Voor levende biologische factoren maakt het Arbobesluit onderscheid in gericht gebruik van micro-organismen en het niet-gericht werken met ziekteverwekkers. Voor de textiel- en tapijtsector zijn alleen de regels voor het niet-gericht werken met biologische agentia relevant. Het Arbobesluit hanteert verder een indeling van biologische agentia in 4 categorieën, waarbij categorie 1 het minst risicovol en categorie 4 het meest risicovol is. Categorie 1 en 2 komen het meeste voor. Zo valt bijvoorbeeld ook legionella in categorie 2. In uitzonderlijke gevallen komen biologische agentia uit categorie 3 en 4 voor. Bij bedrijven in de textiel- en tapijtsector is dit mogelijk bij koeltorens en in oppervlaktewater. Onder ‘inventarisatie’ wordt verder ingegaan op de categorie-indeling.
Voor het niet-gericht werken met categorie 1 agentia is alleen artikel 4.86 van toepassing. Hierin staat dat in deze situaties de grootst mogelijke zorgvuldigheid, ordelijkheid en zindelijkheid in acht genomen moeten worden en de noodzakelijke hygiënische voorzieningen moeten worden getroffen.

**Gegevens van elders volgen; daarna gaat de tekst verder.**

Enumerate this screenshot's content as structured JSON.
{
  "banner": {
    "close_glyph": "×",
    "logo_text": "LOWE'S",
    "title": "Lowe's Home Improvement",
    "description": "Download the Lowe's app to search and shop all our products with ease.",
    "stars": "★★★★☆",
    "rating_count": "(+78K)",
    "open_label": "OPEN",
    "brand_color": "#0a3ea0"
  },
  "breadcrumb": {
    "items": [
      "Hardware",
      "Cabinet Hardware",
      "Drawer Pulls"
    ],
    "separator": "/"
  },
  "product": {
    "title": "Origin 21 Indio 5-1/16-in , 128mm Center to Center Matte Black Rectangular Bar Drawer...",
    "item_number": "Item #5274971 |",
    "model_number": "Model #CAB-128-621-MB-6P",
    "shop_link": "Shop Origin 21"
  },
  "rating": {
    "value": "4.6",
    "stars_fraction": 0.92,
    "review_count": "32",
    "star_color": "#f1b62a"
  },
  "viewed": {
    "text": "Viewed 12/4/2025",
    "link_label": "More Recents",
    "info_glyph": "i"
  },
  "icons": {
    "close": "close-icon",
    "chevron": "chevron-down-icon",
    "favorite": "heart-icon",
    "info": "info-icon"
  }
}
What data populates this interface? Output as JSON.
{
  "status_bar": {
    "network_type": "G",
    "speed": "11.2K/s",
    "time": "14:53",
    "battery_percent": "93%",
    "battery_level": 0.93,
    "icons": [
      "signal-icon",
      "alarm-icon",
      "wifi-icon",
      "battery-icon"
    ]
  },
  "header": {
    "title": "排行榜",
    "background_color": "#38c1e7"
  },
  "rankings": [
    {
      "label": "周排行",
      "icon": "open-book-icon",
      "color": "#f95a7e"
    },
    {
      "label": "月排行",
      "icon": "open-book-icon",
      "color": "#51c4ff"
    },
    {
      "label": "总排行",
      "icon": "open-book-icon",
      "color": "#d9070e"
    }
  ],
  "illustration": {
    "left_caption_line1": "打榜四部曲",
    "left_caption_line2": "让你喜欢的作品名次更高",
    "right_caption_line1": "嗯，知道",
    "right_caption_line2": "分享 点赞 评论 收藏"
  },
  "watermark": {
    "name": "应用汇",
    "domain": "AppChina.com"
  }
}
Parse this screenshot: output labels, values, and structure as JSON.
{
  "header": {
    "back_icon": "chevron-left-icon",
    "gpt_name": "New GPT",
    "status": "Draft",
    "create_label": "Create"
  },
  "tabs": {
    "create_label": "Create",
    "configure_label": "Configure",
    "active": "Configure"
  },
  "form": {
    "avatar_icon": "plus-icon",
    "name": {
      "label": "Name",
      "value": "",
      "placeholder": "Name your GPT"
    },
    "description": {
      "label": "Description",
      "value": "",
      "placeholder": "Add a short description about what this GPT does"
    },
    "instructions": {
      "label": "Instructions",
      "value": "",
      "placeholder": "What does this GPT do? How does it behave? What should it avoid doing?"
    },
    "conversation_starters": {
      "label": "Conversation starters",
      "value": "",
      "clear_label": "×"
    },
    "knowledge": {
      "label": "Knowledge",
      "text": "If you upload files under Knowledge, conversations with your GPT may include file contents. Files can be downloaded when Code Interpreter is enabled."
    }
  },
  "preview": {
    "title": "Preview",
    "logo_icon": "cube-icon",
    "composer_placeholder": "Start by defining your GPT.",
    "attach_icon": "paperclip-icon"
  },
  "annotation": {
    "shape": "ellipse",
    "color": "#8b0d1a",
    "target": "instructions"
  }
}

Voor het niet-gericht werken met categorie 2, 3 of 4 agentia gelden de volgende voorschriften:
Artikel Arbobesluit |
Onderwerp |
4.85 |
Uitvoeren van een nadere RI&E biologische agentia. |
4.87 |
Voorkomen van blootstelling door vervanging |
4.87a |
Voorkomen of beperken van blootstelling |
4.87b |
Maatregelen legionella bij luchtbevochtings- en waterinstallaties |
4.89 |
Hygiënische beschermingsmaatregelen treffen. |
4.91 |
Arbeidsgezondheidskundig onderzoek. |
4.93 |
Informeren van OR over RI&E biologische agentia. |
4.95 |
In kennis stellen Inspectie SZW bij incidenten met agentia categorie 3 of 4. |
4.102 |
Voorlichting werknemers over risico’s, maatregelen, acties na ongeval, werkkleding en persoonlijke beschermingsmiddelen.
|
klik op het artikel voor meer informatie
De werkgever is volgens de Arbo-wet ook verantwoordelijk voor het voorkomen van gevaar voor derden. De werkgever moet de veiligheid en gezondheid beschermen van derden die zich in het bedrijf of de onmiddellijke omgeving daarvan bevinden, zoals aannemers, bezoekers en voorbijgangers. Dit is met name van belang in verband met legionella. Het niet naleven van de bepalingen is een overtreding en kan dus door middel van het strafrecht (Wet op de economische delicten) worden vervolgd en bestraft. Bij koeltorens moet de werkgever ook zorgen voor bescherming van de omgeving buiten het bedrijfsterrein tegen blootstelling aan legionellabacteriën. Deze verantwoordelijkheid valt onder de Wet milieubeheer.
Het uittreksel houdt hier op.